Dynamic Birth and Death of Argonaute Gene Family Functional Repertoire Across Caenorhabditis Nematodes

Diverse small RNA pathways, composed of Argonaute effector proteins and their bound small RNA molecules, define critical systems for regulating gene expression in all domains of life. Some small RNA pathways have experienced significant evolutionary change across metazoans, including gains of novel Argonaute genes and losses of entire pathways. Differences in Argonaute functional complement among species therefore profoundly influence the available repertoire of mechanisms for gene regulation. Despite intensive study of Argonaute function in the nematode roundworm Caenorhabditis elegans, the extent of Argonaute gene family dynamism and functional breadth remains unknown. We therefore comprehensively surveyed Argonautes across 51 Caenorhabditis species, yielding over 1,200 genes from 11 subfamilies. We documented multiple cases of diversification, including the birth of a potentially novel Argonaute subfamily and the origin of the ALG-5 microRNA Argonaute near the base of the Caenorhabditis phylogeny, as well as evidence of adaptive sequence evolution and gain of a new CSR-1 splice isoform in a clade of 31 species.
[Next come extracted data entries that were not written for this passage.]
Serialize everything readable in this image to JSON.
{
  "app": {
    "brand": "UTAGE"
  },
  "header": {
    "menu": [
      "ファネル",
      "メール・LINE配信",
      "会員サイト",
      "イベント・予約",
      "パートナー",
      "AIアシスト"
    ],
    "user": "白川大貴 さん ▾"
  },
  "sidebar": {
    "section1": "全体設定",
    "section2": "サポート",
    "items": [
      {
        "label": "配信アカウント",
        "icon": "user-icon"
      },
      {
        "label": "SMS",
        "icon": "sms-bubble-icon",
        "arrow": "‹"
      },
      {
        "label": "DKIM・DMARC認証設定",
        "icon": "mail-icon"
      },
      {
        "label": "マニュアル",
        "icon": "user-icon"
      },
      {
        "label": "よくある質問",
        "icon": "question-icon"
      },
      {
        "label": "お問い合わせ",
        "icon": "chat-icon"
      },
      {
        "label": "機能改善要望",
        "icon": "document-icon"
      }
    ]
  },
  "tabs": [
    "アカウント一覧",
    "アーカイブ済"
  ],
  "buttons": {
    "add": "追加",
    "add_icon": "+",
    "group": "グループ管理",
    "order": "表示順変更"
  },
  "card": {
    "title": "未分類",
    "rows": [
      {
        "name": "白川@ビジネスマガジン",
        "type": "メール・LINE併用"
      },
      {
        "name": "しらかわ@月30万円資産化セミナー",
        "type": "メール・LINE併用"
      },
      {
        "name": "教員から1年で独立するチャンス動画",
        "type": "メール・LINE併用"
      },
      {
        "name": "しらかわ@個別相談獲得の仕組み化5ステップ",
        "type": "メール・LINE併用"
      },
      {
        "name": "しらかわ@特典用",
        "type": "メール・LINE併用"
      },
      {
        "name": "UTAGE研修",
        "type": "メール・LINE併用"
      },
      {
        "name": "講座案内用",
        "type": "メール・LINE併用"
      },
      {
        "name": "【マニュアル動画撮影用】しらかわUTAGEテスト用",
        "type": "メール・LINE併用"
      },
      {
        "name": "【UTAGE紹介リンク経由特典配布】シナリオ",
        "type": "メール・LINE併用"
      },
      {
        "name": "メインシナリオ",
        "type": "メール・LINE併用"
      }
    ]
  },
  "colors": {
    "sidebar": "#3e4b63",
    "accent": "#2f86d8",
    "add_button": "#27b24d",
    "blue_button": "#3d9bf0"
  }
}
We detected repeated independent losses of multiple piRNA pathway components, mirroring within this one genus other instances of piRNA pathway loss across the phylum. We experimentally verified several Argonaute gene gains and losses, supporting their validity. Gene gain and loss occur significantly faster than expected within several Argonaute subfamilies, potentially associated with transposable element proliferation coevolving with WAGO-9/10/12 copy number variation. Our characterization of Argonaute diversity across Caenorhabditis demonstrates exceptional functional dynamism in the evolution of gene regulation, with broad implications for mechanisms of control over ontogenetic development and genome integrity.